Jun 5 19:08:24 pfSense kernel: bge0: watchdog timeout -- resetting Jun 5 19:08:24 pfSense kernel: bge0: link state changed to DOWN Jun 5 19:08:24 pfSense check_reload_status: Linkup starting bge0 Jun 5 19:08:25 pfSense php-fpm[19434]: /rc.linkup: Hotplug event detected for PUBLICWAN(wan) but ignoring since interface is configured with static IP (185.43.111.4 ) Jun 5 19:08:26 pfSense kernel: bge0: link state changed to UP Jun 5 19:08:26 pfSense check_reload_status: Linkup starting bge0 Jun 5 19:08:27 pfSense php-fpm[19434]: /rc.linkup: Hotplug event detected for PUBLICWAN(wan) but ignoring since interface is configured with static IP (185.43.111.4 ) Jun 5 19:08:27 pfSense check_reload_status: rc.newwanip starting bge0 Jun 5 19:08:28 pfSense php-fpm[19434]: /rc.newwanip: rc.newwanip: Info: starting on bge0. Jun 5 19:08:28 pfSense php-fpm[19434]: /rc.newwanip: rc.newwanip: on (IP address: 185.43.111.4) (interface: PUBLICWAN[wan]) (real interface: bge0). Jun 5 19:08:28 pfSense check_reload_status: Reloading filter Jun 5 19:09:07 pfSense check_reload_status: updating dyndns PublicWANGW Jun 5 19:09:07 pfSense check_reload_status: Restarting ipsec tunnels Jun 5 19:09:07 pfSense check_reload_status: Restarting OpenVPN tunnels/interfaces Jun 5 19:09:07 pfSense check_reload_status: Reloading filter
Any ideas as to whats going on with this? The environment is fairly normal, pfsense box has 2 interfaces, public and private, both interfaces on a separate VLANs. 2 hosts sit behind the firewall, those hosts are in a different rack, so we utilise trunk ports across 2 Cisco 2960G's and a Cisco 6500 router. None of the cisco hardware is reporting any errors or events. Simply that the pfsense box flaps its interface and then recovers.
Any help appreciated as the customer has noticed the outages, and I'm at a loss as to what would be causing this. I've not seen "watchdog timeout" errors before.
Thanks,
Dave. -
Could be a bad NIC or cable, or a driver issue of some sort. Try the suggestion from here.
https://forums.freebsd.org/threads/fixing-dell-broadcom-bge0-watchdog-timeout-errors.44667/except put those two lines in /boot/loader.conf.local instead of loader.conf so it won't get touched by upgrades. Then reboot.
-
Hi cmb, Thanks for that. The server is a HP, but I imagine if this issue is hardware based it will be because of the broadcom chipset that is common to that post you linked to.
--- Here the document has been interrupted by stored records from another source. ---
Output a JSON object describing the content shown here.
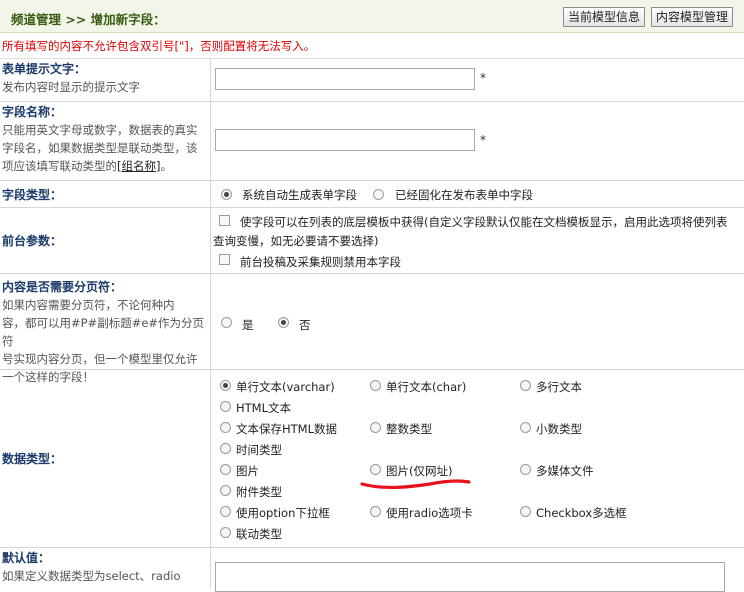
{
  "header": {
    "breadcrumb": "频道管理 >> 增加新字段：",
    "btn_model_info": "当前模型信息",
    "btn_model_manage": "内容模型管理"
  },
  "warning": "所有填写的内容不允许包含双引号[\"]，否则配置将无法写入。",
  "form": {
    "itemname": {
      "title": "表单提示文字：",
      "desc": "发布内容时显示的提示文字",
      "star": "*"
    },
    "fieldname": {
      "title": "字段名称：",
      "desc1": "只能用英文字母或数字，数据表的真实",
      "desc2": "字段名，如果数据类型是联动类型，该",
      "desc3_prefix": "项应该填写联动类型的",
      "desc3_link": "[组名称]",
      "desc3_suffix": "。",
      "star": "*"
    },
    "fieldtype": {
      "title": "字段类型：",
      "opt_auto": "系统自动生成表单字段",
      "opt_fixed": "已经固化在发布表单中字段"
    },
    "frontparam": {
      "title": "前台参数：",
      "opt1_line1": "使字段可以在列表的底层模板中获得(自定义字段默认仅能在文档模板显示，启用此选项将使列表",
      "opt1_line2": "查询变慢，如无必要请不要选择)",
      "opt2": "前台投稿及采集规则禁用本字段"
    },
    "pagebreak": {
      "title": "内容是否需要分页符：",
      "desc1": "如果内容需要分页符，不论何种内",
      "desc2": "容，都可以用#P#副标题#e#作为分页符",
      "desc3": "号实现内容分页，但一个模型里仅允许",
      "desc4": "一个这样的字段！",
      "opt_yes": "是",
      "opt_no": "否"
    },
    "datatype": {
      "title": "数据类型：",
      "options": {
        "varchar": "单行文本(varchar)",
        "char": "单行文本(char)",
        "multitext": "多行文本",
        "htmltext": "HTML文本",
        "textdata": "文本保存HTML数据",
        "int": "整数类型",
        "float": "小数类型",
        "datetime": "时间类型",
        "img": "图片",
        "imgfile": "图片(仅网址)",
        "media": "多媒体文件",
        "addon": "附件类型",
        "select": "使用option下拉框",
        "radio": "使用radio选项卡",
        "checkbox": "Checkbox多选框",
        "stepselect": "联动类型"
      }
    },
    "default": {
      "title": "默认值：",
      "desc": "如果定义数据类型为select、radio"
    }
  },
  "colors": {
    "accent": "#3b5b14",
    "warning": "#e00000",
    "annotation": "#e8101a"
  }
}
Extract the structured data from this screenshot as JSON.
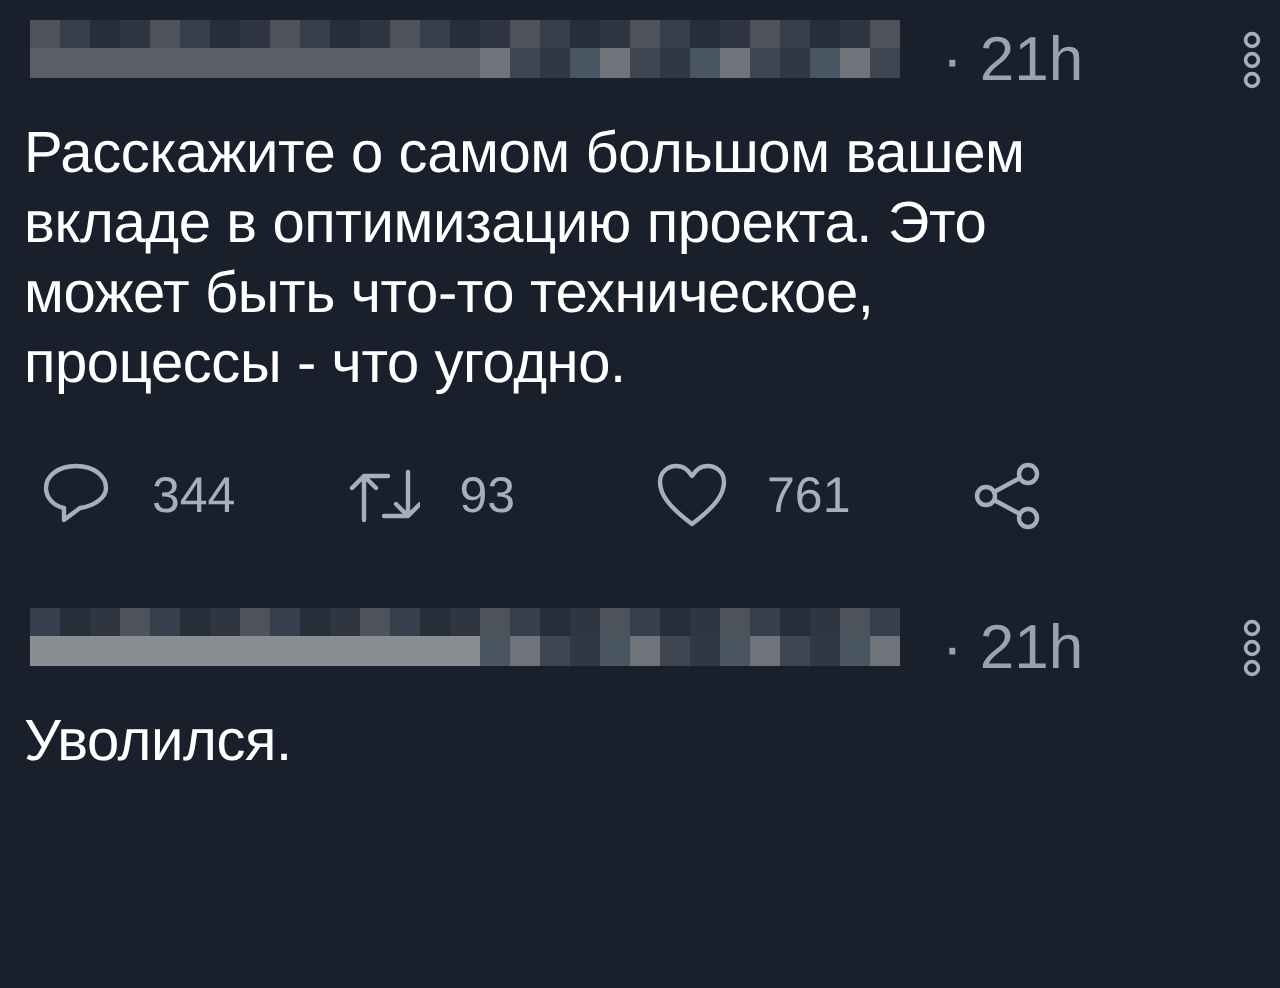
{
  "tweets": [
    {
      "time": "· 21h",
      "text": "Расскажите о самом большом вашем вкладе в оптимизацию проекта. Это может быть что-то техническое, процессы - что угодно.",
      "actions": [
        {
          "kind": "reply",
          "count": "344"
        },
        {
          "kind": "retweet",
          "count": "93"
        },
        {
          "kind": "like",
          "count": "761"
        },
        {
          "kind": "share"
        }
      ]
    },
    {
      "time": "· 21h",
      "text": "Уволился."
    }
  ]
}
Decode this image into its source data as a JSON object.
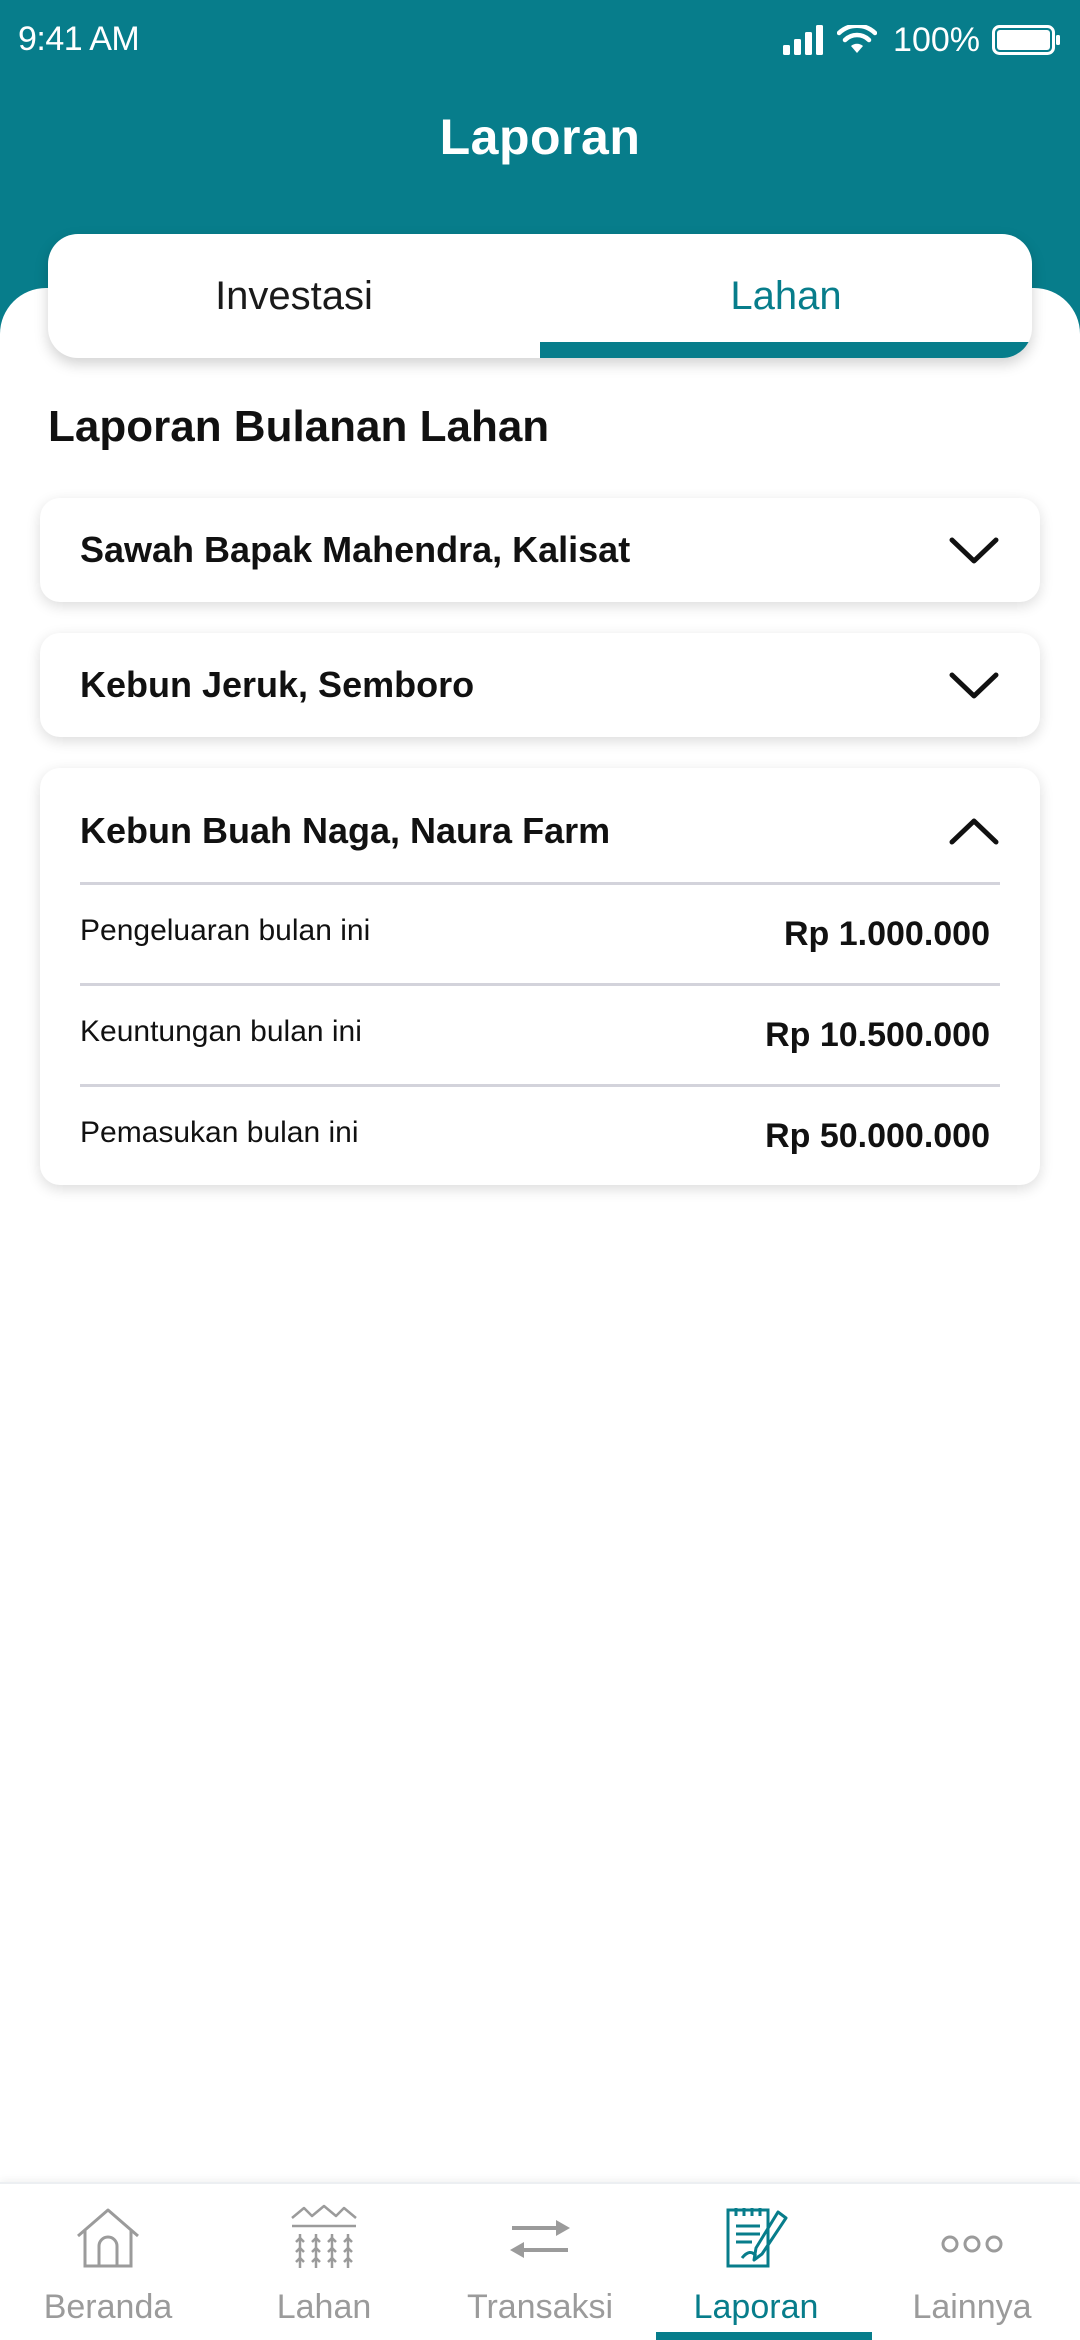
{
  "status_bar": {
    "time": "9:41 AM",
    "battery": "100%",
    "icons": [
      "signal-icon",
      "wifi-icon",
      "battery-icon"
    ]
  },
  "header": {
    "title": "Laporan"
  },
  "tabs": [
    {
      "label": "Investasi",
      "active": false
    },
    {
      "label": "Lahan",
      "active": true
    }
  ],
  "section": {
    "title": "Laporan Bulanan Lahan"
  },
  "cards": [
    {
      "title": "Sawah Bapak Mahendra, Kalisat",
      "expanded": false,
      "icon": "chevron-down-icon"
    },
    {
      "title": "Kebun Jeruk, Semboro",
      "expanded": false,
      "icon": "chevron-down-icon"
    },
    {
      "title": "Kebun Buah Naga, Naura Farm",
      "expanded": true,
      "icon": "chevron-up-icon",
      "rows": [
        {
          "label": "Pengeluaran bulan ini",
          "value": "Rp 1.000.000"
        },
        {
          "label": "Keuntungan bulan ini",
          "value": "Rp 10.500.000"
        },
        {
          "label": "Pemasukan bulan ini",
          "value": "Rp 50.000.000"
        }
      ]
    }
  ],
  "bottom_nav": [
    {
      "label": "Beranda",
      "icon": "home-icon",
      "active": false
    },
    {
      "label": "Lahan",
      "icon": "field-icon",
      "active": false
    },
    {
      "label": "Transaksi",
      "icon": "transfer-icon",
      "active": false
    },
    {
      "label": "Laporan",
      "icon": "report-icon",
      "active": true
    },
    {
      "label": "Lainnya",
      "icon": "more-icon",
      "active": false
    }
  ],
  "colors": {
    "primary": "#077d8b",
    "text": "#111111",
    "inactive_nav": "#9b9b9b",
    "divider": "#d3d3db"
  }
}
I'll get those lines added in to the .local file and see how we go. If it continues to be an issue then we'll fit a more trusted NIC to the machine.
Thanks for your help.
Dave
-
Yeah I'm sure that issue isn't specific to Dell, rather to that Broadcom chipset under certain circumstances, which would likely apply across any number of vendors. It's not universal to those in all Dell machines either, as the onboard Broadcom NICs in a range of Dell servers are widely used, with few problems experienced.
That sounds like a good plan.
-
Hi cmb,
I've added in those lines to loader.conf.local. The file did not exist, and I had to create it. Is this expected? Or should the config be placed into loader.conf also? Are there any steps to forcibly include the new .local file into the config? Or will it do it automatically on boot?
Thanks,
Dave. -
I get the same on VMX0 (vmxnet3) driver and the console is flooded with timeouts.
Changing the VM to E1000 NIC instead makes it go away instantly.
-
I get the same on VMX0 (vmxnet3) driver and the console is flooded with timeouts.
Changing the VM to E1000 NIC instead makes it go away instantly.
That has no relation to OP's issue, please post your own thread if you'd like to pursue (and if you're still running some ancient ESX version, upgrade it first).